FloSeal (a gelatin-thrombin matrix hemostatic sealant) is a hemostatic agent of bovine origin. It was approved by the FDA in 1999 as an adjunctive hemostatic agent when conventional hemostatic agents are not effective during a surgical procedure. It is composed of two separate components, which are mixed prior to use. The first is a gelatin matrix, and the second is thrombin with a saline diluent. The two components act synergistically to form and stabilize a blood clot at the surgical site. The sealant is hydrophilic and works at wet, bleeding sites. Due to its liquid nature, it also conforms to the anatomy of the surgical site. The gelatin particles swell about 10–20% when they come in contact with blood, thus creating a pressure effect and a site for the intrinsic blood clot to build upon. Thrombin in the FloSeal helps convert the patient’s fibrinogen into fibrin. Thrombin also helps activate Factor V, Factor VIII, and Factor XIII in the coagulation cascade. FloSeal is reabsorbed within 6 to 8 weeks .
FloSeal sealant has been used in many surgical specialties, including neurosurgery, otolaryngology, cardiovascular, and gastrointestinal surgery [2–4]. Several publications have advocated for its use in gynecologic surgery [5, 6]. Angioli et al. compared FloSeal with electrosurgery (bipolar forceps or carbon-dioxide laser) in the laparoscopic excision of endometriomas.
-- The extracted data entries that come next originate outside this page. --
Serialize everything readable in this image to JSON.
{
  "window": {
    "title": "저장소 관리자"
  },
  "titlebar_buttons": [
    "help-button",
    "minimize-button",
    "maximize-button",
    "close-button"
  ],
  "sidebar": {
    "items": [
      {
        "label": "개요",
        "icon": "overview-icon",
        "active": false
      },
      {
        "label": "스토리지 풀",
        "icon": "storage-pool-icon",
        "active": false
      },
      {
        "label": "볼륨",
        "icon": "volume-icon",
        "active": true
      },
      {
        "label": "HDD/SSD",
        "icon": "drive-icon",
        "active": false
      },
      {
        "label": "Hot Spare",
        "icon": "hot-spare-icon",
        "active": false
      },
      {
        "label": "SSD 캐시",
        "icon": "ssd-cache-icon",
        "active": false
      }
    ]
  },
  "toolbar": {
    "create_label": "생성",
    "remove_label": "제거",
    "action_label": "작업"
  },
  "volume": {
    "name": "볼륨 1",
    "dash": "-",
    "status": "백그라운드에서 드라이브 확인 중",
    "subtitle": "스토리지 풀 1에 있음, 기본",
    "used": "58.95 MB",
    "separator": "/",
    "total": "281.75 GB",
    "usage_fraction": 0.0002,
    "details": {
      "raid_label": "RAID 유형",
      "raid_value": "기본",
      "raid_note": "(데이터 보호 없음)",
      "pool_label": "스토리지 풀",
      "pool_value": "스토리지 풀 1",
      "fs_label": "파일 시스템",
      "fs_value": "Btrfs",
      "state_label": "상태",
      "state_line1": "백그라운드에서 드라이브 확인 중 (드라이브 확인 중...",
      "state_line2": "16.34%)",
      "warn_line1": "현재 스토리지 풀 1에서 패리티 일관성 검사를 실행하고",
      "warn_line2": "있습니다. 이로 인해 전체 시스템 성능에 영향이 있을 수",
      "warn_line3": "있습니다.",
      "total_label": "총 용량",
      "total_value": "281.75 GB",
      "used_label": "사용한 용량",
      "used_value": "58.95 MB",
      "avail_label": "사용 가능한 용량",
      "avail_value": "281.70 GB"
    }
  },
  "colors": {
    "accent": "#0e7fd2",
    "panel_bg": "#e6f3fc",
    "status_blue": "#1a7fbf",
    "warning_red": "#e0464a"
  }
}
They found no statistically significant difference between the two groups regarding time of hemostasis (median time for control group was 172 seconds and for FloSeal group was 182 seconds) . The results suggest that FloSeal is a safe and effective alternative to electrosurgery in the setting of ovarian surgery. The additional benefit of FloSeal may include the avoidance of thermal damage. The use of FloSeal in tubal ectopic pregnancy and its impact on tubal patency have not been previously reported.
In summary, we used FloSeal to obtain hemostasis during a salpingotomy procedure, and tubal patency was preserved. While more data is needed, FloSeal is a promising hemostatic agent in the surgical management of tubal ectopic pregnancy.
Conflict of Interests
The authors have nothing to disclose and have no financial relationship with Baxter International Inc.